Here are a few tips to keep in mind:
- The hormones that wreak havoc on your body during pregnancy don’t magically disappear after delivery! Be aware that the ligament laxity of pregnancy continues, especially if you’re breastfeeding. This can impact your pelvis, SI joints, and back, causing pain and instability as you lift a carseat, reach into the crib, and get down on the floor to change a diaper. Without proper alignment and muscle strengthening, problems often arise. Flat arches? Yep, you can expect this to continue thanks in part to pregnancy hormones. Properly strengthening the feet is essential to support your body in your breastfeeding days. And, please!
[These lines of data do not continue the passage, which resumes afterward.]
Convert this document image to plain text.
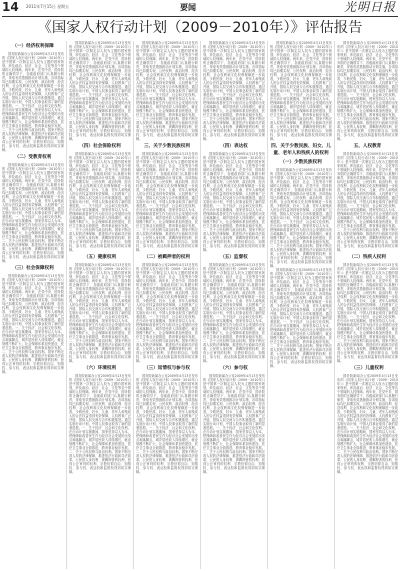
14 2011年7月15日 星期五	要闻	光明日报
《国家人权行动计划（2009－2010年）》评估报告
（一）经济权利保障

国务院新闻办公室2009年4月13日发布的《国家人权行动计划（2009－2010年）》是中国第一次制定以人权为主题的国家规划，涉及政治、经济、社会、文化等各个领域的人权保障。两年来，在党中央、国务院的正确领导下，各级政府部门认真履行职责，采取有效措施推动计划实施，各项指标均已如期实现，公民权利、政治权利、经济权利、社会权利和文化权利保障进一步改善，少数民族、妇女、儿童、老年人和残疾人的合法权益得到有效保障，人权教育广泛开展，国际人权交流与合作积极推进。通过实施行动计划，中国人权事业取得了新的显著进展。一、关于经济、社会和文化权利。在行动计划实施期间，国家坚持以人为本，把保障和改善民生作为经济社会发展的出发点和落脚点，城乡居民收入持续增长，就业规模不断扩大，社会保障体系加快建设，医疗卫生事业全面推进，教育事业稳步发展。二、关于公民权利与政治权利。国家不断完善人权的法律保障，推进依法行政和司法改革，公民的人身权利、被羁押者的权利、获得公正审判的权利、宗教信仰自由、知情权、参与权、表达权和监督权得到切实保障。

（二）受教育权利

国务院新闻办公室2009年4月13日发布的《国家人权行动计划（2009－2010年）》是中国第一次制定以人权为主题的国家规划，涉及政治、经济、社会、文化等各个领域的人权保障。两年来，在党中央、国务院的正确领导下，各级政府部门认真履行职责，采取有效措施推动计划实施，各项指标均已如期实现，公民权利、政治权利、经济权利、社会权利和文化权利保障进一步改善，少数民族、妇女、儿童、老年人和残疾人的合法权益得到有效保障，人权教育广泛开展，国际人权交流与合作积极推进。通过实施行动计划，中国人权事业取得了新的显著进展。一、关于经济、社会和文化权利。在行动计划实施期间，国家坚持以人为本，把保障和改善民生作为经济社会发展的出发点和落脚点，城乡居民收入持续增长，就业规模不断扩大，社会保障体系加快建设，医疗卫生事业全面推进，教育事业稳步发展。二、关于公民权利与政治权利。国家不断完善人权的法律保障，推进依法行政和司法改革，公民的人身权利、被羁押者的权利、获得公正审判的权利、宗教信仰自由、知情权、参与权、表达权和监督权得到切实保障。

（三）社会保障权利

国务院新闻办公室2009年4月13日发布的《国家人权行动计划（2009－2010年）》是中国第一次制定以人权为主题的国家规划，涉及政治、经济、社会、文化等各个领域的人权保障。两年来，在党中央、国务院的正确领导下，各级政府部门认真履行职责，采取有效措施推动计划实施，各项指标均已如期实现，公民权利、政治权利、经济权利、社会权利和文化权利保障进一步改善，少数民族、妇女、儿童、老年人和残疾人的合法权益得到有效保障，人权教育广泛开展，国际人权交流与合作积极推进。通过实施行动计划，中国人权事业取得了新的显著进展。一、关于经济、社会和文化权利。在行动计划实施期间，国家坚持以人为本，把保障和改善民生作为经济社会发展的出发点和落脚点，城乡居民收入持续增长，就业规模不断扩大，社会保障体系加快建设，医疗卫生事业全面推进，教育事业稳步发展。二、关于公民权利与政治权利。国家不断完善人权的法律保障，推进依法行政和司法改革，公民的人身权利、被羁押者的权利、获得公正审判的权利、宗教信仰自由、知情权、参与权、表达权和监督权得到切实保障。

国务院新闻办公室2009年4月13日发布的《国家人权行动计划（2009－2010年）》是中国第一次制定以人权为主题的国家规划，涉及政治、经济、社会、文化等各个领域的人权保障。两年来，在党中央、国务院的正确领导下，各级政府部门认真履行职责，采取有效措施推动计划实施，各项指标均已如期实现，公民权利、政治权利、经济权利、社会权利和文化权利保障进一步改善，少数民族、妇女、儿童、老年人和残疾人的合法权益得到有效保障，人权教育广泛开展，国际人权交流与合作积极推进。通过实施行动计划，中国人权事业取得了新的显著进展。一、关于经济、社会和文化权利。在行动计划实施期间，国家坚持以人为本，把保障和改善民生作为经济社会发展的出发点和落脚点，城乡居民收入持续增长，就业规模不断扩大，社会保障体系加快建设，医疗卫生事业全面推进，教育事业稳步发展。二、关于公民权利与政治权利。国家不断完善人权的法律保障，推进依法行政和司法改革，公民的人身权利、被羁押者的权利、获得公正审判的权利、宗教信仰自由、知情权、参与权、表达权和监督权得到切实保障。

（四）社会保险权利

国务院新闻办公室2009年4月13日发布的《国家人权行动计划（2009－2010年）》是中国第一次制定以人权为主题的国家规划，涉及政治、经济、社会、文化等各个领域的人权保障。两年来，在党中央、国务院的正确领导下，各级政府部门认真履行职责，采取有效措施推动计划实施，各项指标均已如期实现，公民权利、政治权利、经济权利、社会权利和文化权利保障进一步改善，少数民族、妇女、儿童、老年人和残疾人的合法权益得到有效保障，人权教育广泛开展，国际人权交流与合作积极推进。通过实施行动计划，中国人权事业取得了新的显著进展。一、关于经济、社会和文化权利。在行动计划实施期间，国家坚持以人为本，把保障和改善民生作为经济社会发展的出发点和落脚点，城乡居民收入持续增长，就业规模不断扩大，社会保障体系加快建设，医疗卫生事业全面推进，教育事业稳步发展。二、关于公民权利与政治权利。国家不断完善人权的法律保障，推进依法行政和司法改革，公民的人身权利、被羁押者的权利、获得公正审判的权利、宗教信仰自由、知情权、参与权、表达权和监督权得到切实保障。

（五）健康权利

国务院新闻办公室2009年4月13日发布的《国家人权行动计划（2009－2010年）》是中国第一次制定以人权为主题的国家规划，涉及政治、经济、社会、文化等各个领域的人权保障。两年来，在党中央、国务院的正确领导下，各级政府部门认真履行职责，采取有效措施推动计划实施，各项指标均已如期实现，公民权利、政治权利、经济权利、社会权利和文化权利保障进一步改善，少数民族、妇女、儿童、老年人和残疾人的合法权益得到有效保障，人权教育广泛开展，国际人权交流与合作积极推进。通过实施行动计划，中国人权事业取得了新的显著进展。一、关于经济、社会和文化权利。在行动计划实施期间，国家坚持以人为本，把保障和改善民生作为经济社会发展的出发点和落脚点，城乡居民收入持续增长，就业规模不断扩大，社会保障体系加快建设，医疗卫生事业全面推进，教育事业稳步发展。二、关于公民权利与政治权利。国家不断完善人权的法律保障，推进依法行政和司法改革，公民的人身权利、被羁押者的权利、获得公正审判的权利、宗教信仰自由、知情权、参与权、表达权和监督权得到切实保障。

（六）环境权利

国务院新闻办公室2009年4月13日发布的《国家人权行动计划（2009－2010年）》是中国第一次制定以人权为主题的国家规划，涉及政治、经济、社会、文化等各个领域的人权保障。两年来，在党中央、国务院的正确领导下，各级政府部门认真履行职责，采取有效措施推动计划实施，各项指标均已如期实现，公民权利、政治权利、经济权利、社会权利和文化权利保障进一步改善，少数民族、妇女、儿童、老年人和残疾人的合法权益得到有效保障，人权教育广泛开展，国际人权交流与合作积极推进。通过实施行动计划，中国人权事业取得了新的显著进展。一、关于经济、社会和文化权利。在行动计划实施期间，国家坚持以人为本，把保障和改善民生作为经济社会发展的出发点和落脚点，城乡居民收入持续增长，就业规模不断扩大，社会保障体系加快建设，医疗卫生事业全面推进，教育事业稳步发展。二、关于公民权利与政治权利。国家不断完善人权的法律保障，推进依法行政和司法改革，公民的人身权利、被羁押者的权利、获得公正审判的权利、宗教信仰自由、知情权、参与权、表达权和监督权得到切实保障。

国务院新闻办公室2009年4月13日发布的《国家人权行动计划（2009－2010年）》是中国第一次制定以人权为主题的国家规划，涉及政治、经济、社会、文化等各个领域的人权保障。两年来，在党中央、国务院的正确领导下，各级政府部门认真履行职责，采取有效措施推动计划实施，各项指标均已如期实现，公民权利、政治权利、经济权利、社会权利和文化权利保障进一步改善，少数民族、妇女、儿童、老年人和残疾人的合法权益得到有效保障，人权教育广泛开展，国际人权交流与合作积极推进。通过实施行动计划，中国人权事业取得了新的显著进展。一、关于经济、社会和文化权利。在行动计划实施期间，国家坚持以人为本，把保障和改善民生作为经济社会发展的出发点和落脚点，城乡居民收入持续增长，就业规模不断扩大，社会保障体系加快建设，医疗卫生事业全面推进，教育事业稳步发展。二、关于公民权利与政治权利。国家不断完善人权的法律保障，推进依法行政和司法改革，公民的人身权利、被羁押者的权利、获得公正审判的权利、宗教信仰自由、知情权、参与权、表达权和监督权得到切实保障。

三、关于少数民族权利

国务院新闻办公室2009年4月13日发布的《国家人权行动计划（2009－2010年）》是中国第一次制定以人权为主题的国家规划，涉及政治、经济、社会、文化等各个领域的人权保障。两年来，在党中央、国务院的正确领导下，各级政府部门认真履行职责，采取有效措施推动计划实施，各项指标均已如期实现，公民权利、政治权利、经济权利、社会权利和文化权利保障进一步改善，少数民族、妇女、儿童、老年人和残疾人的合法权益得到有效保障，人权教育广泛开展，国际人权交流与合作积极推进。通过实施行动计划，中国人权事业取得了新的显著进展。一、关于经济、社会和文化权利。在行动计划实施期间，国家坚持以人为本，把保障和改善民生作为经济社会发展的出发点和落脚点，城乡居民收入持续增长，就业规模不断扩大，社会保障体系加快建设，医疗卫生事业全面推进，教育事业稳步发展。二、关于公民权利与政治权利。国家不断完善人权的法律保障，推进依法行政和司法改革，公民的人身权利、被羁押者的权利、获得公正审判的权利、宗教信仰自由、知情权、参与权、表达权和监督权得到切实保障。

（二）被羁押者的权利

国务院新闻办公室2009年4月13日发布的《国家人权行动计划（2009－2010年）》是中国第一次制定以人权为主题的国家规划，涉及政治、经济、社会、文化等各个领域的人权保障。两年来，在党中央、国务院的正确领导下，各级政府部门认真履行职责，采取有效措施推动计划实施，各项指标均已如期实现，公民权利、政治权利、经济权利、社会权利和文化权利保障进一步改善，少数民族、妇女、儿童、老年人和残疾人的合法权益得到有效保障，人权教育广泛开展，国际人权交流与合作积极推进。通过实施行动计划，中国人权事业取得了新的显著进展。一、关于经济、社会和文化权利。在行动计划实施期间，国家坚持以人为本，把保障和改善民生作为经济社会发展的出发点和落脚点，城乡居民收入持续增长，就业规模不断扩大，社会保障体系加快建设，医疗卫生事业全面推进，教育事业稳步发展。二、关于公民权利与政治权利。国家不断完善人权的法律保障，推进依法行政和司法改革，公民的人身权利、被羁押者的权利、获得公正审判的权利、宗教信仰自由、知情权、参与权、表达权和监督权得到切实保障。

（三）知情权与参与权

国务院新闻办公室2009年4月13日发布的《国家人权行动计划（2009－2010年）》是中国第一次制定以人权为主题的国家规划，涉及政治、经济、社会、文化等各个领域的人权保障。两年来，在党中央、国务院的正确领导下，各级政府部门认真履行职责，采取有效措施推动计划实施，各项指标均已如期实现，公民权利、政治权利、经济权利、社会权利和文化权利保障进一步改善，少数民族、妇女、儿童、老年人和残疾人的合法权益得到有效保障，人权教育广泛开展，国际人权交流与合作积极推进。通过实施行动计划，中国人权事业取得了新的显著进展。一、关于经济、社会和文化权利。在行动计划实施期间，国家坚持以人为本，把保障和改善民生作为经济社会发展的出发点和落脚点，城乡居民收入持续增长，就业规模不断扩大，社会保障体系加快建设，医疗卫生事业全面推进，教育事业稳步发展。二、关于公民权利与政治权利。国家不断完善人权的法律保障，推进依法行政和司法改革，公民的人身权利、被羁押者的权利、获得公正审判的权利、宗教信仰自由、知情权、参与权、表达权和监督权得到切实保障。

国务院新闻办公室2009年4月13日发布的《国家人权行动计划（2009－2010年）》是中国第一次制定以人权为主题的国家规划，涉及政治、经济、社会、文化等各个领域的人权保障。两年来，在党中央、国务院的正确领导下，各级政府部门认真履行职责，采取有效措施推动计划实施，各项指标均已如期实现，公民权利、政治权利、经济权利、社会权利和文化权利保障进一步改善，少数民族、妇女、儿童、老年人和残疾人的合法权益得到有效保障，人权教育广泛开展，国际人权交流与合作积极推进。通过实施行动计划，中国人权事业取得了新的显著进展。一、关于经济、社会和文化权利。在行动计划实施期间，国家坚持以人为本，把保障和改善民生作为经济社会发展的出发点和落脚点，城乡居民收入持续增长，就业规模不断扩大，社会保障体系加快建设，医疗卫生事业全面推进，教育事业稳步发展。二、关于公民权利与政治权利。国家不断完善人权的法律保障，推进依法行政和司法改革，公民的人身权利、被羁押者的权利、获得公正审判的权利、宗教信仰自由、知情权、参与权、表达权和监督权得到切实保障。

（四）表达权

国务院新闻办公室2009年4月13日发布的《国家人权行动计划（2009－2010年）》是中国第一次制定以人权为主题的国家规划，涉及政治、经济、社会、文化等各个领域的人权保障。两年来，在党中央、国务院的正确领导下，各级政府部门认真履行职责，采取有效措施推动计划实施，各项指标均已如期实现，公民权利、政治权利、经济权利、社会权利和文化权利保障进一步改善，少数民族、妇女、儿童、老年人和残疾人的合法权益得到有效保障，人权教育广泛开展，国际人权交流与合作积极推进。通过实施行动计划，中国人权事业取得了新的显著进展。一、关于经济、社会和文化权利。在行动计划实施期间，国家坚持以人为本，把保障和改善民生作为经济社会发展的出发点和落脚点，城乡居民收入持续增长，就业规模不断扩大，社会保障体系加快建设，医疗卫生事业全面推进，教育事业稳步发展。二、关于公民权利与政治权利。国家不断完善人权的法律保障，推进依法行政和司法改革，公民的人身权利、被羁押者的权利、获得公正审判的权利、宗教信仰自由、知情权、参与权、表达权和监督权得到切实保障。

（五）监督权

国务院新闻办公室2009年4月13日发布的《国家人权行动计划（2009－2010年）》是中国第一次制定以人权为主题的国家规划，涉及政治、经济、社会、文化等各个领域的人权保障。两年来，在党中央、国务院的正确领导下，各级政府部门认真履行职责，采取有效措施推动计划实施，各项指标均已如期实现，公民权利、政治权利、经济权利、社会权利和文化权利保障进一步改善，少数民族、妇女、儿童、老年人和残疾人的合法权益得到有效保障，人权教育广泛开展，国际人权交流与合作积极推进。通过实施行动计划，中国人权事业取得了新的显著进展。一、关于经济、社会和文化权利。在行动计划实施期间，国家坚持以人为本，把保障和改善民生作为经济社会发展的出发点和落脚点，城乡居民收入持续增长，就业规模不断扩大，社会保障体系加快建设，医疗卫生事业全面推进，教育事业稳步发展。二、关于公民权利与政治权利。国家不断完善人权的法律保障，推进依法行政和司法改革，公民的人身权利、被羁押者的权利、获得公正审判的权利、宗教信仰自由、知情权、参与权、表达权和监督权得到切实保障。

（六）参与权

国务院新闻办公室2009年4月13日发布的《国家人权行动计划（2009－2010年）》是中国第一次制定以人权为主题的国家规划，涉及政治、经济、社会、文化等各个领域的人权保障。两年来，在党中央、国务院的正确领导下，各级政府部门认真履行职责，采取有效措施推动计划实施，各项指标均已如期实现，公民权利、政治权利、经济权利、社会权利和文化权利保障进一步改善，少数民族、妇女、儿童、老年人和残疾人的合法权益得到有效保障，人权教育广泛开展，国际人权交流与合作积极推进。通过实施行动计划，中国人权事业取得了新的显著进展。一、关于经济、社会和文化权利。在行动计划实施期间，国家坚持以人为本，把保障和改善民生作为经济社会发展的出发点和落脚点，城乡居民收入持续增长，就业规模不断扩大，社会保障体系加快建设，医疗卫生事业全面推进，教育事业稳步发展。二、关于公民权利与政治权利。国家不断完善人权的法律保障，推进依法行政和司法改革，公民的人身权利、被羁押者的权利、获得公正审判的权利、宗教信仰自由、知情权、参与权、表达权和监督权得到切实保障。

国务院新闻办公室2009年4月13日发布的《国家人权行动计划（2009－2010年）》是中国第一次制定以人权为主题的国家规划，涉及政治、经济、社会、文化等各个领域的人权保障。两年来，在党中央、国务院的正确领导下，各级政府部门认真履行职责，采取有效措施推动计划实施，各项指标均已如期实现，公民权利、政治权利、经济权利、社会权利和文化权利保障进一步改善，少数民族、妇女、儿童、老年人和残疾人的合法权益得到有效保障，人权教育广泛开展，国际人权交流与合作积极推进。通过实施行动计划，中国人权事业取得了新的显著进展。一、关于经济、社会和文化权利。在行动计划实施期间，国家坚持以人为本，把保障和改善民生作为经济社会发展的出发点和落脚点，城乡居民收入持续增长，就业规模不断扩大，社会保障体系加快建设，医疗卫生事业全面推进，教育事业稳步发展。二、关于公民权利与政治权利。国家不断完善人权的法律保障，推进依法行政和司法改革，公民的人身权利、被羁押者的权利、获得公正审判的权利、宗教信仰自由、知情权、参与权、表达权和监督权得到切实保障。

四、关于少数民族、妇女、儿童、老年人和残疾人的权利
（一）少数民族权利

国务院新闻办公室2009年4月13日发布的《国家人权行动计划（2009－2010年）》是中国第一次制定以人权为主题的国家规划，涉及政治、经济、社会、文化等各个领域的人权保障。两年来，在党中央、国务院的正确领导下，各级政府部门认真履行职责，采取有效措施推动计划实施，各项指标均已如期实现，公民权利、政治权利、经济权利、社会权利和文化权利保障进一步改善，少数民族、妇女、儿童、老年人和残疾人的合法权益得到有效保障，人权教育广泛开展，国际人权交流与合作积极推进。通过实施行动计划，中国人权事业取得了新的显著进展。一、关于经济、社会和文化权利。在行动计划实施期间，国家坚持以人为本，把保障和改善民生作为经济社会发展的出发点和落脚点，城乡居民收入持续增长，就业规模不断扩大，社会保障体系加快建设，医疗卫生事业全面推进，教育事业稳步发展。二、关于公民权利与政治权利。国家不断完善人权的法律保障，推进依法行政和司法改革，公民的人身权利、被羁押者的权利、获得公正审判的权利、宗教信仰自由、知情权、参与权、表达权和监督权得到切实保障。

国务院新闻办公室2009年4月13日发布的《国家人权行动计划（2009－2010年）》是中国第一次制定以人权为主题的国家规划，涉及政治、经济、社会、文化等各个领域的人权保障。两年来，在党中央、国务院的正确领导下，各级政府部门认真履行职责，采取有效措施推动计划实施，各项指标均已如期实现，公民权利、政治权利、经济权利、社会权利和文化权利保障进一步改善，少数民族、妇女、儿童、老年人和残疾人的合法权益得到有效保障，人权教育广泛开展，国际人权交流与合作积极推进。通过实施行动计划，中国人权事业取得了新的显著进展。一、关于经济、社会和文化权利。在行动计划实施期间，国家坚持以人为本，把保障和改善民生作为经济社会发展的出发点和落脚点，城乡居民收入持续增长，就业规模不断扩大，社会保障体系加快建设，医疗卫生事业全面推进，教育事业稳步发展。二、关于公民权利与政治权利。国家不断完善人权的法律保障，推进依法行政和司法改革，公民的人身权利、被羁押者的权利、获得公正审判的权利、宗教信仰自由、知情权、参与权、表达权和监督权得到切实保障。

国务院新闻办公室2009年4月13日发布的《国家人权行动计划（2009－2010年）》是中国第一次制定以人权为主题的国家规划，涉及政治、经济、社会、文化等各个领域的人权保障。两年来，在党中央、国务院的正确领导下，各级政府部门认真履行职责，采取有效措施推动计划实施，各项指标均已如期实现，公民权利、政治权利、经济权利、社会权利和文化权利保障进一步改善，少数民族、妇女、儿童、老年人和残疾人的合法权益得到有效保障，人权教育广泛开展，国际人权交流与合作积极推进。通过实施行动计划，中国人权事业取得了新的显著进展。一、关于经济、社会和文化权利。在行动计划实施期间，国家坚持以人为本，把保障和改善民生作为经济社会发展的出发点和落脚点，城乡居民收入持续增长，就业规模不断扩大，社会保障体系加快建设，医疗卫生事业全面推进，教育事业稳步发展。二、关于公民权利与政治权利。国家不断完善人权的法律保障，推进依法行政和司法改革，公民的人身权利、被羁押者的权利、获得公正审判的权利、宗教信仰自由、知情权、参与权、表达权和监督权得到切实保障。

五、人权教育

国务院新闻办公室2009年4月13日发布的《国家人权行动计划（2009－2010年）》是中国第一次制定以人权为主题的国家规划，涉及政治、经济、社会、文化等各个领域的人权保障。两年来，在党中央、国务院的正确领导下，各级政府部门认真履行职责，采取有效措施推动计划实施，各项指标均已如期实现，公民权利、政治权利、经济权利、社会权利和文化权利保障进一步改善，少数民族、妇女、儿童、老年人和残疾人的合法权益得到有效保障，人权教育广泛开展，国际人权交流与合作积极推进。通过实施行动计划，中国人权事业取得了新的显著进展。一、关于经济、社会和文化权利。在行动计划实施期间，国家坚持以人为本，把保障和改善民生作为经济社会发展的出发点和落脚点，城乡居民收入持续增长，就业规模不断扩大，社会保障体系加快建设，医疗卫生事业全面推进，教育事业稳步发展。二、关于公民权利与政治权利。国家不断完善人权的法律保障，推进依法行政和司法改革，公民的人身权利、被羁押者的权利、获得公正审判的权利、宗教信仰自由、知情权、参与权、表达权和监督权得到切实保障。

（二）残疾人权利

国务院新闻办公室2009年4月13日发布的《国家人权行动计划（2009－2010年）》是中国第一次制定以人权为主题的国家规划，涉及政治、经济、社会、文化等各个领域的人权保障。两年来，在党中央、国务院的正确领导下，各级政府部门认真履行职责，采取有效措施推动计划实施，各项指标均已如期实现，公民权利、政治权利、经济权利、社会权利和文化权利保障进一步改善，少数民族、妇女、儿童、老年人和残疾人的合法权益得到有效保障，人权教育广泛开展，国际人权交流与合作积极推进。通过实施行动计划，中国人权事业取得了新的显著进展。一、关于经济、社会和文化权利。在行动计划实施期间，国家坚持以人为本，把保障和改善民生作为经济社会发展的出发点和落脚点，城乡居民收入持续增长，就业规模不断扩大，社会保障体系加快建设，医疗卫生事业全面推进，教育事业稳步发展。二、关于公民权利与政治权利。国家不断完善人权的法律保障，推进依法行政和司法改革，公民的人身权利、被羁押者的权利、获得公正审判的权利、宗教信仰自由、知情权、参与权、表达权和监督权得到切实保障。

（三）儿童权利

国务院新闻办公室2009年4月13日发布的《国家人权行动计划（2009－2010年）》是中国第一次制定以人权为主题的国家规划，涉及政治、经济、社会、文化等各个领域的人权保障。两年来，在党中央、国务院的正确领导下，各级政府部门认真履行职责，采取有效措施推动计划实施，各项指标均已如期实现，公民权利、政治权利、经济权利、社会权利和文化权利保障进一步改善，少数民族、妇女、儿童、老年人和残疾人的合法权益得到有效保障，人权教育广泛开展，国际人权交流与合作积极推进。通过实施行动计划，中国人权事业取得了新的显著进展。一、关于经济、社会和文化权利。在行动计划实施期间，国家坚持以人为本，把保障和改善民生作为经济社会发展的出发点和落脚点，城乡居民收入持续增长，就业规模不断扩大，社会保障体系加快建设，医疗卫生事业全面推进，教育事业稳步发展。二、关于公民权利与政治权利。国家不断完善人权的法律保障，推进依法行政和司法改革，公民的人身权利、被羁押者的权利、获得公正审判的权利、宗教信仰自由、知情权、参与权、表达权和监督权得到切实保障。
If you go running or try plyometrics too soon and it doesn’t feel good, stop! Work on your body’s foundational support first to prevent injury so you can run and jump safely.
- Kegels are NOT the be-all, end-all to pelvic floor recovery. In fact, too much Kegeling can actually lead to pelvic floor issues like leaking. By holding a Kegel for extended periods or over contracting the pelvic floor, these muscles are unable to lengthen and do their job appropriately when the, ahem, pressure’s on (ex: when sneezing or lifting your baby). Yikes! For prolapse, don’t count on Kegels to hold it all in. There’s more to be done, like pressure management, abdominal recruitment, and breathing strategies. And did you know that problems from a weak pelvic floor can mimic some of the same problems as an overused, tight pelvic floor? (Gasp!) Find a qualified pelvic floor physical therapist to help you determine what’s really going on and guide your recovery. Don’t know where to look? Ask a trusted friend or OBGYN for a recommendation.
- STOP THE POTTY SQUAT! Ladies, believe me, I know that motherhood will take you places you never DREAMED you’d go. The nastiest gas station bathroom, you’ll be there. You may actually have to use the facilities along with your potty training child. I get it: the last thing you want is to sit on that potty. But squatting to pee actually harms your pelvic floor! When you squat, your pelvic floor doesn’t completely relax. And when you pee, you need it to relax so that the bladder can empty fully. Urine remaining in your bladder increases your risk of infection and/or leaking with exercise, coughing, or sneezing. Instead, wipe that seat down and have a seat. I know: gross. But in my opinion, leaking and infections are worse. Go for pelvic floor safety!
- Postpartum is forever! (Sniff) As your kiddos grow and grow up, your body will change as will your activities. In your immediate post-delivery days, you’ll probably go for walks. But later you may try running, mommy boot camp, lifting weights, or even HIIT. Diastasis, SI joint problems, leaks, low back pain, etc. that began during or after pregnancy don’t just disappear. And fitness demands may make them worse. It’s not uncommon for women six or 16 years after their last child to still be experiencing leaks. So take care of you, starting day one! Find a qualified trainer or physical therapist to help you with any pain or pelvic floor issues. With careful guidance, s/he can get your muscles balanced, your alignment improved, your breathing patterns deeper and more expansive, and movement patterns safer to help you are at your best and can prevent issues from arising down the road.
With these tips in mind, I hope you feel empowered! But if you find you need a little help, don’t be embarrassed! Postpartum pelvic floor, hip, and SI joint issues are super common and very treatable. Knowing how to care for yourself as you care for others will keep you safe and happy for years to come.
Ashley Prulliere is a mom with two active boys, ages 6 and 9. She is a physical therapist and enjoys practicing and teaching Pilates in Webster Groves and Maplewood. Originally from MS, she and her husband have lived here, there, and everywhere in the US but now call St. Louis “home.” She loves running, doing HIIT workouts, and spending time at her kids’ soccer games on the weekends. She is a coffee drinker, enjoys an occasional glass of wine, and likes yogurt covered pretzel (in cinnamon and chocolate).